Теперь все наши пациенты как один требовали, чтобы папенька не допускал меня до приготовления лекарств, и даже мое присутствие в аптеке посетители находили невыносимым. Стоило мне возобновить походы на луг для сбора трав, как люди начали обращаться к папеньке с жалобами, дескать, такие прогулки дурно влияют на местных юношей и мужчин, поскольку я могу соблазнить их и склонить к греху. Завидев меня на улице, матроны отгоняли дочерей от окон, будто от одного взгляда на меня те ударились бы в разврат.
Вот почему на протяжении пяти месяцев со мною никто, за исключением папеньки и Магдалены, не разговаривал. Удивительно, быть может, но меня этот остракизм ничуть не заботил. Папенька отзывался о винчианцах как об ограниченных и жестокосердных людях, и я с ним соглашалась. Срок мой меж тем близился, и душа новой жизни уже отзывалась в каждой фибре моего тела. Я ждала и не могла дождаться ее рождения. Леонора, доченька моя милая…

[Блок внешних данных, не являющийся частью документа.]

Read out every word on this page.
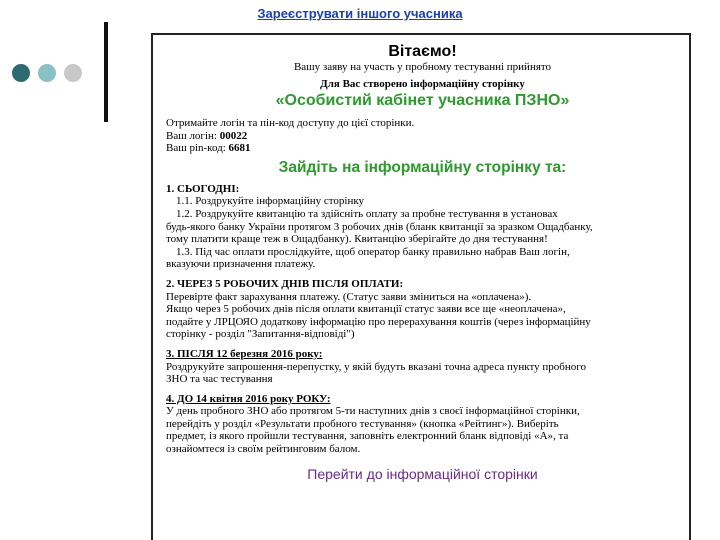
Зареєструвати іншого учасника
Вітаємо!
Вашу заяву на участь у пробному тестуванні прийнято
Для Вас створено інформаційну сторінку
«Особистий кабінет учасника ПЗНО»
Отримайте логін та пін-код доступу до цієї сторінки.
Ваш логін: 00022
Ваш pin-код: 6681
Зайдіть на інформаційну сторінку та:
1. СЬОГОДНІ:
1.1. Роздрукуйте інформаційну сторінку
1.2. Роздрукуйте квитанцію та здійсніть оплату за пробне тестування в установах
будь-якого банку України протягом 3 робочих днів (бланк квитанції за зразком Ощадбанку,
тому платити краще теж в Ощадбанку). Квитанцію зберігайте до дня тестування!
1.3. Під час оплати прослідкуйте, щоб оператор банку правильно набрав Ваш логін,
вказуючи призначення платежу.
2. ЧЕРЕЗ 5 РОБОЧИХ ДНІВ ПІСЛЯ ОПЛАТИ:
Перевірте факт зарахування платежу. (Статус заяви зміниться на «оплачена»).
Якщо через 5 робочих днів після оплати квитанції статус заяви все ще «неоплачена»,
подайте у ЛРЦОЯО додаткову інформацію про перерахування коштів (через інформаційну
сторінку - розділ "Запитання-відповіді")
3. ПІСЛЯ 12 березня 2016 року:
Роздрукуйте запрошення-перепустку, у якій будуть вказані точна адреса пункту пробного
ЗНО та час тестування
4. ДО 14 квітня 2016 року РОКУ:
У день пробного ЗНО або протягом 5-ти наступних днів з своєї інформаційної сторінки,
перейдіть у розділ «Результати пробного тестування» (кнопка «Рейтинг»). Виберіть
предмет, із якого пройшли тестування, заповніть електронний бланк відповіді «А», та
ознайомтеся із своїм рейтинговим балом.
Перейти до інформаційної сторінки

Лишь однажды мое сердце дрогнуло: до меня дошли слухи о женитьбе Пьеро на дочери состоятельного нотариуса из Пистои. По всему нашему городку ходили толки о немалом приданом невесты. Свадьба состоялась во Флоренции, но по недостатку средств молодожены не смогли сразу остаться жить в столице. Пока что они вынуждены были поселиться в родительском доме в Винчи — в том самом, что за крепостной стеной, — и новобрачная Альбиера по примеру всех добропорядочных жен взялась за шитье и прочие мелкие домашние хлопоты.
Пьеро, как и прежде, продолжал по роду своих занятий то и дело отлучаться во Флоренцию. Соседи поговаривали, что дела его помаленьку идут в гору и обещают в дальнейшем неплохие прибыли. По счастливой случайности я за время беременности ни разу не столкнулась ни с одним из них на улице, хотя не сомневалась, что слухи о моем распутстве достигли и ушей обитателей имения да Винчи. Впрочем, никто из них не признался — да я на то и не надеялась, — что мой будущий ребенок станет членом их семейства.
Конечно, мне нелегко было принять этот удар — известие о браке Пьеро. О него разом разбились мои затаенные мечтания о том, что однажды Пьеро все же наберется твердости и женится на мне наперекор родительской воле. Но, узнав, что мои надежды теперь напрасны, я пролила в объятиях папеньки несколько скупых горючих слезинок и поддалась наконец на его увещевания увидеть в истинном свете и это никчемное родство, и жалкого родителя моего будущего малыша. Таких недостойных людей мы должны были навсегда исключить из нашей жизни.
И вот благословенный день настал. Меня, налитую, словно спелый персик, отвели в спальню, и, пока папенька нервно расхаживал за дверью, Магдалена хлопотала меж моих раздвинутых ног, принимая младенца — не Леонору, а мальчика, Леонардо. Впоследствии тетя уверяла, что за все годы повитушества ей ни разу не доводилось видеть, чтобы новорожденный лез прочь из лона с таким усердием. По ее признанию, мой сынок сам прыгнул ей прямо в руки, словно уже вдоволь натерпелся и темноты, и тишины и теперь жаждал взглянуть на белый свет.